- Church: Church of England
- Province: Canterbury
- Diocese: Chichester
- Predecessor: Richard Jackson
- Other posts: Vicar of Dartmouth and Dittisham

Orders
- Ordination: 2 July 2001 (deacon) 1 July 2002 (priest) by Andrew Burnham
- Consecration: 15 July 2020 by Norman Banks

Personal details
- Born: 1971 (age 54–55)
- Denomination: Anglican

= Will Hazlewood =

British Anglican bishop (born 1971)

William Peter Guy Hazlewood (born 1971) is a British Anglican bishop who has been the Bishop of Lewes since 2020. From 2011, he was vicar of Dartmouth and Dittisham in the Diocese of Exeter.

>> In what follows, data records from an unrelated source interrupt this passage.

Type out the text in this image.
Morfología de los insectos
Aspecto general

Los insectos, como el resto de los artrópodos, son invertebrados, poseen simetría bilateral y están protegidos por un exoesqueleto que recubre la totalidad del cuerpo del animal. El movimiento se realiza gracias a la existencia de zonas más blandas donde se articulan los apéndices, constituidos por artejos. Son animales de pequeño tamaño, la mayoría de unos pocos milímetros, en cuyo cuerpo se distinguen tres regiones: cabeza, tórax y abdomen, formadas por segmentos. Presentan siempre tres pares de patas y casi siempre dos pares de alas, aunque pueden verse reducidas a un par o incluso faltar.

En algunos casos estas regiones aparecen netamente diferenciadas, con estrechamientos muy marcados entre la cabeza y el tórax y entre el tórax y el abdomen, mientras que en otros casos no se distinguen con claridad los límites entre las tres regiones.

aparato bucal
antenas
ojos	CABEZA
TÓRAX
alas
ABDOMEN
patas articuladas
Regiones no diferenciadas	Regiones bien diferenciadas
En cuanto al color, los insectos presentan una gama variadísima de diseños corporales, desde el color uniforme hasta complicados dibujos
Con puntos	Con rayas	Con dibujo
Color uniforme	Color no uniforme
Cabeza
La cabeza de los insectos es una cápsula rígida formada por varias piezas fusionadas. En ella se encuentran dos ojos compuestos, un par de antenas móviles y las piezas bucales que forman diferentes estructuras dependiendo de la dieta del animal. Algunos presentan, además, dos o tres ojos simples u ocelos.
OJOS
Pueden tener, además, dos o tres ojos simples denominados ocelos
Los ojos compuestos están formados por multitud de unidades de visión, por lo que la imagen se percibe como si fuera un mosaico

==Early life and education==
Hazlewood was born in 1971. His father was the Reverend Canon Ian Hazlewood who was also a traditionalist Catholic priest of the Church of England. His father's brother, John Hazlewood, was the Bishop of Ballarat in Australia. Hazlewood's brother is Charles Hazlewood, a conductor.

Hazlewood was educated at Wynstones School, a private Steiner school in Gloucestershire. Then, from 1989 to 1991, he was an apprentice motor mechanic. He studied at De Montfort University, graduating with a Bachelor of Arts degree in 1997. He went on to train for holy orders at St Stephen's House, Oxford, completing a Bachelor of Theology degree in 2001.

==Ordained ministry==
Hazlewood was ordained in the Church of England as a deacon in 2001 and as a priest in 2002. He served his curacy at Holy Nativity Knowle and All Hallows Easton, churches in the Diocese of Bristol.

He is a guardian of the Anglican Shrine of Our Lady of Walsingham. A traditionalist Anglo-Catholic, he rejects the ordination of women to the priesthood and episcopate.

===Episcopal ministry===
In April 2020, he was announced as the next Bishop of Lewes, a suffragan bishop in the Diocese of Chichester. He was consecrated a bishop on 15 July 2020 at Lambeth Palace Chapel by Norman Banks, Bishop of Richborough, on behalf of the Archbishop of Canterbury. Jonathan Goodall, Bishop of Ebbsfleet, and Jonathan Baker, Bishop of Fulham, served as co-consecrators.

Hazlewood is a member of the Council of Bishops of The Society, an association of traditionalist Anglo-Catholics in the Church of England who reject the ordination of women as priests and bishops.

In May 2026, with the retirement of Martin Warner, Hazelwood became acting Bishop of Chichester.

==Personal life==
In 1999, Hazlewood married Sophie. They have one son and one daughter.